Introduction: : Aggressive breast cancer subtypes, such as triple-negative breast cancer (TNBC), commonly metastasize to the brain. This poses a significant clinical burden since there are currently no effective treatments, leading to poor prognoses and a significant decline in quality of life in patients. Glial cells have been known to play a role in aiding tumor progression in brain cancer itself. However, the role of glial cells in metastatic colonization is not yet fully established. Recent studies extracellular vesicles (EVs) Recent studies show that extracellular vesicles (EVs), tiny particles that carry cancerous material to recipient cells and prime distant organs to promote metastasis. We hypothesize that EVs from TNBC prime the brain microenvironment through glial cells, enabling the brain to become a permissive niche for breast tumor cell colonization. Understanding mechanisms of breast tumor-glial cell crosstalk could lead to new strategies for early detection and ultimately improve the quality of life for patients at risk.
Materials and
Methods: : For the viability assay, astrocytes and microglia were individually seeded at 20,000 cells per well on poly-L-lysine-coated wells. Viability results were used to determine the media cocktail from which EVs would be derived during the 6-hour serum starvation. For co-culture experiments, astrocytes were initially seeded at a density of 40,000 cells per well in poly-L-lysine-coated 12-well plates using astrocyte media. After two days, the media were removed, and the wells were rinsed with phosphate-buffered saline and replaced with Neurobasal media supplemented with B27 minus vitamin A and N2 supplement. Microglia were then seeded at 40,000 cells per well and added to the astrocytes. For EV isolation, human TNBC cell lines, MDA-MB-231 and MDA-MB-468, were seeded in 6-well plates. Once monolayers were formed, the media were replaced with a 50:50 mixture of Neurobasal media and serum-free DMEM. After 6 hours of serum starvation, EVs were collected, centrifuged twice at 0.6 RCF for five minutes each, and 1.5 mL of the supernatant was added to the co-culture. To assess morphological changes, the glial cells were fixed with 4% paraformaldehyde, followed by an immunohistochemistry protocol. Astrocytes were stained using GFAP and microglia with Iba1, followed by secondary conjugated antibodies.
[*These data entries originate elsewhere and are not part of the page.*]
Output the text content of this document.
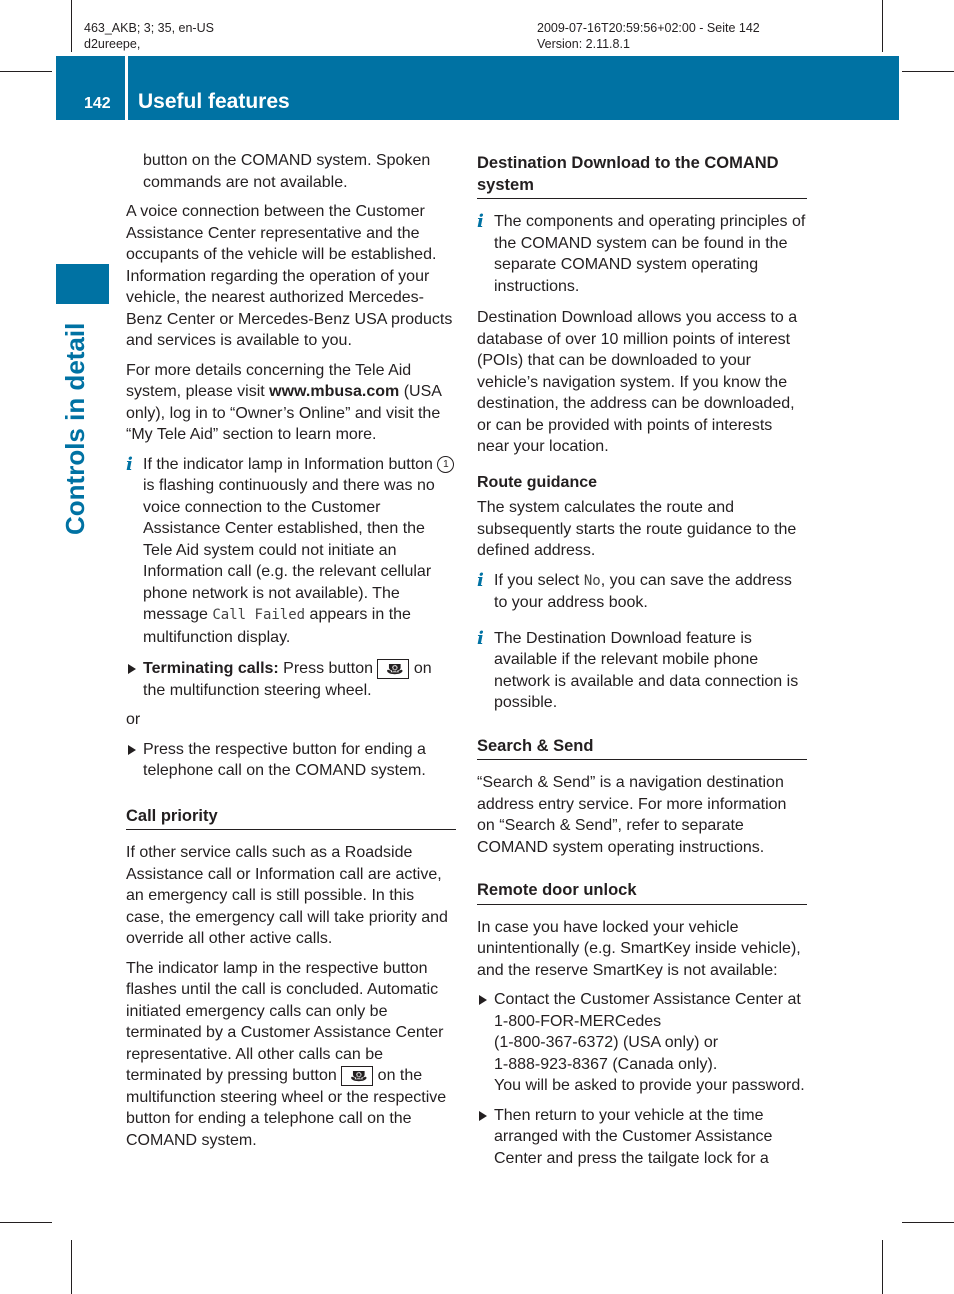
463_AKB; 3; 35, en-US
d2ureepe,
2009-07-16T20:59:56+02:00 - Seite 142
Version: 2.11.8.1
142 Useful features
Controls in detail

button on the COMAND system. Spoken commands are not available.

A voice connection between the Customer Assistance Center representative and the occupants of the vehicle will be established. Information regarding the operation of your vehicle, the nearest authorized Mercedes-Benz Center or Mercedes-Benz USA products and services is available to you.

For more details concerning the Tele Aid system, please visit www.mbusa.com (USA only), log in to “Owner’s Online” and visit the “My Tele Aid” section to learn more.

i If the indicator lamp in Information button 1 is flashing continuously and there was no voice connection to the Customer Assistance Center established, then the Tele Aid system could not initiate an Information call (e.g. the relevant cellular phone network is not available). The message Call Failed appears in the multifunction display.
Terminating calls: Press button ☎ on the multifunction steering wheel.

or

Press the respective button for ending a telephone call on the COMAND system.
Call priority

If other service calls such as a Roadside Assistance call or Information call are active, an emergency call is still possible. In this case, the emergency call will take priority and override all other active calls.

The indicator lamp in the respective button flashes until the call is concluded. Automatic initiated emergency calls can only be terminated by a Customer Assistance Center representative. All other calls can be terminated by pressing button ☎ on the multifunction steering wheel or the respective button for ending a telephone call on the COMAND system.

Destination Download to the COMAND system
i The components and operating principles of the COMAND system can be found in the separate COMAND system operating instructions.

Destination Download allows you access to a database of over 10 million points of interest (POIs) that can be downloaded to your vehicle’s navigation system. If you know the destination, the address can be downloaded, or can be provided with points of interests near your location.

Route guidance

The system calculates the route and subsequently starts the route guidance to the defined address.

i If you select No, you can save the address to your address book.
i The Destination Download feature is available if the relevant mobile phone network is available and data connection is possible.
Search & Send

“Search & Send” is a navigation destination address entry service. For more information on “Search & Send”, refer to separate COMAND system operating instructions.

Remote door unlock

In case you have locked your vehicle unintentionally (e.g. SmartKey inside vehicle), and the reserve SmartKey is not available:

Contact the Customer Assistance Center at 1-800-FOR-MERCedes
(1-800-367-6372) (USA only) or
1-888-923-8367 (Canada only).
You will be asked to provide your password.
Then return to your vehicle at the time arranged with the Customer Assistance Center and press the tailgate lock for a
Results, Conclusions, and Discussions:: Preliminary viability data showed 90% survival for glial cells across all media conditions. Notably, we proceeded with a 50:50 ratio of neurobasal media and TNBC EVs in breast cancer media, with or without TNBC EVs, in 2D culture. Glial cells, specifically microglia, revealed a rod-shaped morphology, which has been associated with early signs of neuroinflammation observed in 2D. This morphological state has also been shown in several neurodegenerative diseases, including traumatic brain injury and Alzheimer's Disease, demonstrating that tumor EV exposure elicits a pathological response in microglia. Future work will include Luminex multiplex immunoassay analysis to quantify inflammatory cytokines and other secreted factors associated with pathological glial cell responses. Ultimately, this work will provide valuable insights into the impact of tumor-derived signals on glial cells in breast metastatic interactions.